= New England Scholastic Band Association =

The New England Scholastic Band Association or NESBA as it is more commonly known, is a sanctioning body for marching band, winter percussion, and winter guard contests in the New England region.

==Marching band==
Each fall, NESBA holds several marching band competitions, in which anywhere from 10 to 40 bands from across New England compete. The bands are scored individually on a scale of 0–100. The scores are broken down into 5 subcategories:

- General Effect Music - a grade of the overall impression of the musical selections
- Ensemble Music - a grade of the quality and arrangement of the musical selections
- Performance Music - a grade of the execution of the musical selections
- General Effect Visual - a grade of the overall impression of the drill and visual aspects of the show
- Performance Visual - a grade of the execution of the drill and visual aspects of the show

Each subcategory is given a grade from 0 to 20, and the 5 scores are added to get the total score.

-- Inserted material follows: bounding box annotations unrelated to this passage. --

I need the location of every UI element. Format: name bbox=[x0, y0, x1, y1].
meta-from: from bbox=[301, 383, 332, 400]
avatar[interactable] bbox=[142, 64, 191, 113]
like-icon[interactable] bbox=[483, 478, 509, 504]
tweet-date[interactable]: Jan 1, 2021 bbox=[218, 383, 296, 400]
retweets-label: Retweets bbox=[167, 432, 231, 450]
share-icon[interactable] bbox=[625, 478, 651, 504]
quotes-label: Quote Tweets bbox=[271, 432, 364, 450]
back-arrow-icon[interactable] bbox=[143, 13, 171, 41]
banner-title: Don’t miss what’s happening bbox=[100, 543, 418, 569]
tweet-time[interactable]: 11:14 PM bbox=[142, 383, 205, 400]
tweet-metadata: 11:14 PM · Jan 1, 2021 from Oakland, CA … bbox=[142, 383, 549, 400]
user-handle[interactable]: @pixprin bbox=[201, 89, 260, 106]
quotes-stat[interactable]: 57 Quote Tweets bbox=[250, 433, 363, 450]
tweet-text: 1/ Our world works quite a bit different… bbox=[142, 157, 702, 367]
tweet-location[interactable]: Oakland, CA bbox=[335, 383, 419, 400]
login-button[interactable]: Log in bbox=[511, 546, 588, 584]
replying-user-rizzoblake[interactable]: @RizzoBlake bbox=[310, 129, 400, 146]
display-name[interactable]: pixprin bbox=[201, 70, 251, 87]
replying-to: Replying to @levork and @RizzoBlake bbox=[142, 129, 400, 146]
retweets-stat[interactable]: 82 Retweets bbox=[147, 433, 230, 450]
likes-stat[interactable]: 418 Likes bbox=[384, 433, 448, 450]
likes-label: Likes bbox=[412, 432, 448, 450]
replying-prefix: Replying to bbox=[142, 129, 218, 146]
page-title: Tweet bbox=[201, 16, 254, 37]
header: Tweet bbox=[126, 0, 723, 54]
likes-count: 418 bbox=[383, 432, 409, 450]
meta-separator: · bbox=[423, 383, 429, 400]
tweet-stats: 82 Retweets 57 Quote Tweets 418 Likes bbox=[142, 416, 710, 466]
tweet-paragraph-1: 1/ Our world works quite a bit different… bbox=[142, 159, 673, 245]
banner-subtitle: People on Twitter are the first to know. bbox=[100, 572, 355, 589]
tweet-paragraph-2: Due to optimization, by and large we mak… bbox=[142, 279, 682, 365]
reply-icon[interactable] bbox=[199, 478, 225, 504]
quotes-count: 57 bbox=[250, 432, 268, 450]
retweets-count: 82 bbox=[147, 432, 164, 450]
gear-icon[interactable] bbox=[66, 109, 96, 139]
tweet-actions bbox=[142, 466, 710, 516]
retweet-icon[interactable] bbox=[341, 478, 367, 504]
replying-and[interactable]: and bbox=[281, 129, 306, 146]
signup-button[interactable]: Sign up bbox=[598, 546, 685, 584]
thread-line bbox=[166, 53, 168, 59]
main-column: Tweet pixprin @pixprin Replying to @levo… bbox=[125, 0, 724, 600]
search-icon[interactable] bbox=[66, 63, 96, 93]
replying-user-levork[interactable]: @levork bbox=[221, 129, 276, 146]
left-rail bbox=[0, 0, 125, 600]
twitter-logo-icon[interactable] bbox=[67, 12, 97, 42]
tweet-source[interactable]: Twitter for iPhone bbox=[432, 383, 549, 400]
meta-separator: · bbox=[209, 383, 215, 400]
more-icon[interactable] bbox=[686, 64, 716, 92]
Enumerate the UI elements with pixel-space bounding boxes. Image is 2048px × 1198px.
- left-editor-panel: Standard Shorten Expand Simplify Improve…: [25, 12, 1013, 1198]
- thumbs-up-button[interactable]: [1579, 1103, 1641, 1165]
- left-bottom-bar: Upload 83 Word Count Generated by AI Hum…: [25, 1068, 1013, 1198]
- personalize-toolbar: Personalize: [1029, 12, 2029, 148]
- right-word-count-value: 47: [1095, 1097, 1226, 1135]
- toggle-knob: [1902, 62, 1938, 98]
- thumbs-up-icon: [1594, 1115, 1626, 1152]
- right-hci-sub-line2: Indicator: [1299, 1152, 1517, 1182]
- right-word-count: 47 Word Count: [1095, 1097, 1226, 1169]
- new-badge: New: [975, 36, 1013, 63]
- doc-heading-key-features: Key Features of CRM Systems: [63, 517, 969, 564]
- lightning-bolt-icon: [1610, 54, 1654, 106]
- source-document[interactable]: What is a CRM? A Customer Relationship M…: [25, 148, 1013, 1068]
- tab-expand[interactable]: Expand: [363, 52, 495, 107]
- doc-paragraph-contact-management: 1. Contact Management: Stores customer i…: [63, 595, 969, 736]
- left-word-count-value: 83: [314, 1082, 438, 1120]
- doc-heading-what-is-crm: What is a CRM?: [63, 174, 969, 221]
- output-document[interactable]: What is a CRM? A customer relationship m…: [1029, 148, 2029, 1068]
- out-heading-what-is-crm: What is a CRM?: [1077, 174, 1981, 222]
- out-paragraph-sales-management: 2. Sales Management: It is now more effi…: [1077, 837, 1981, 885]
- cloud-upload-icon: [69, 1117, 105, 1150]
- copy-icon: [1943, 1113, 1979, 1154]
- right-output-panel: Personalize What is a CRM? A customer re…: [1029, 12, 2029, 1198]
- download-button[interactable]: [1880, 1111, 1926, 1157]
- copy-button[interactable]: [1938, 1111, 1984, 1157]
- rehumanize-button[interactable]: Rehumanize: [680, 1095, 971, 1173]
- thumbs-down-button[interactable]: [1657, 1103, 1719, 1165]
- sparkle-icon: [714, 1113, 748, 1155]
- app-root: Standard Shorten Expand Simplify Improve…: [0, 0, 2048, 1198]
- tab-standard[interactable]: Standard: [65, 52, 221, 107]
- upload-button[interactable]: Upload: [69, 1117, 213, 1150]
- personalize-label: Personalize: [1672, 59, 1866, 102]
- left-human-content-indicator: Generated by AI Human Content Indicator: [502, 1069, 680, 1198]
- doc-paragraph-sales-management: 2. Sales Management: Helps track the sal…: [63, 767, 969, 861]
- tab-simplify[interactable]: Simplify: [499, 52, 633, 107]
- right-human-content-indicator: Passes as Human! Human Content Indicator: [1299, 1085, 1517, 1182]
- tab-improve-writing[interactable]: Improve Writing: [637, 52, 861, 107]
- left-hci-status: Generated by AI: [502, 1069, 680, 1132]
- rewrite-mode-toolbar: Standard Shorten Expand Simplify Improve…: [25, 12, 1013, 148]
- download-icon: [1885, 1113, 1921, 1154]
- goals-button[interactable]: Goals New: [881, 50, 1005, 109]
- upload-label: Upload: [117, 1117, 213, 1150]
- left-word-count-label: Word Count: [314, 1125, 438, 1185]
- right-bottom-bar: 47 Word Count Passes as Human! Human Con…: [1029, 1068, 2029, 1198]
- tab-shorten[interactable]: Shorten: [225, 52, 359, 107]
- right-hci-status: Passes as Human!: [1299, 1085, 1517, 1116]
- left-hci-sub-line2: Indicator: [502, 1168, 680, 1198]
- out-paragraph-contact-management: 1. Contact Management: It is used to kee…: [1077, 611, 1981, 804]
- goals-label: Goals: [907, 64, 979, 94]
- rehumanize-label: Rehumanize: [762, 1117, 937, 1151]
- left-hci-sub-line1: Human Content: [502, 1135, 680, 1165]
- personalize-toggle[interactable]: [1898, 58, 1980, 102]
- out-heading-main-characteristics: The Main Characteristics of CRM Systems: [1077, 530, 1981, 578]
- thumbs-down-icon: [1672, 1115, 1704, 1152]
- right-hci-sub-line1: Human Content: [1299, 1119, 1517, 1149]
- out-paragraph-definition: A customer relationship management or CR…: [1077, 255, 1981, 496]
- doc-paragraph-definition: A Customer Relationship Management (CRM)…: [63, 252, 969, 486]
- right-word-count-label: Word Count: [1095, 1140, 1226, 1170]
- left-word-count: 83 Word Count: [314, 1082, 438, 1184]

Medals are awarded on the following scale:

- Bronze: 45.00 - 74.99
- Silver: 75.00 - 84.99
- Gold: 85.00 - 94.99
- Platinum: 95.00 and above

In addition, caption awards are given to one group in each division for the following categories:

- High Auxiliary - selected by visual judges for the best colorguard and other visual effects
- High Music - selected by the music performance and ensemble judges, and given to the band with the highest aggregate scores in Performance and Ensemble Music
- High Percussion - selected by all music judges for the best percussion and pit ensemble.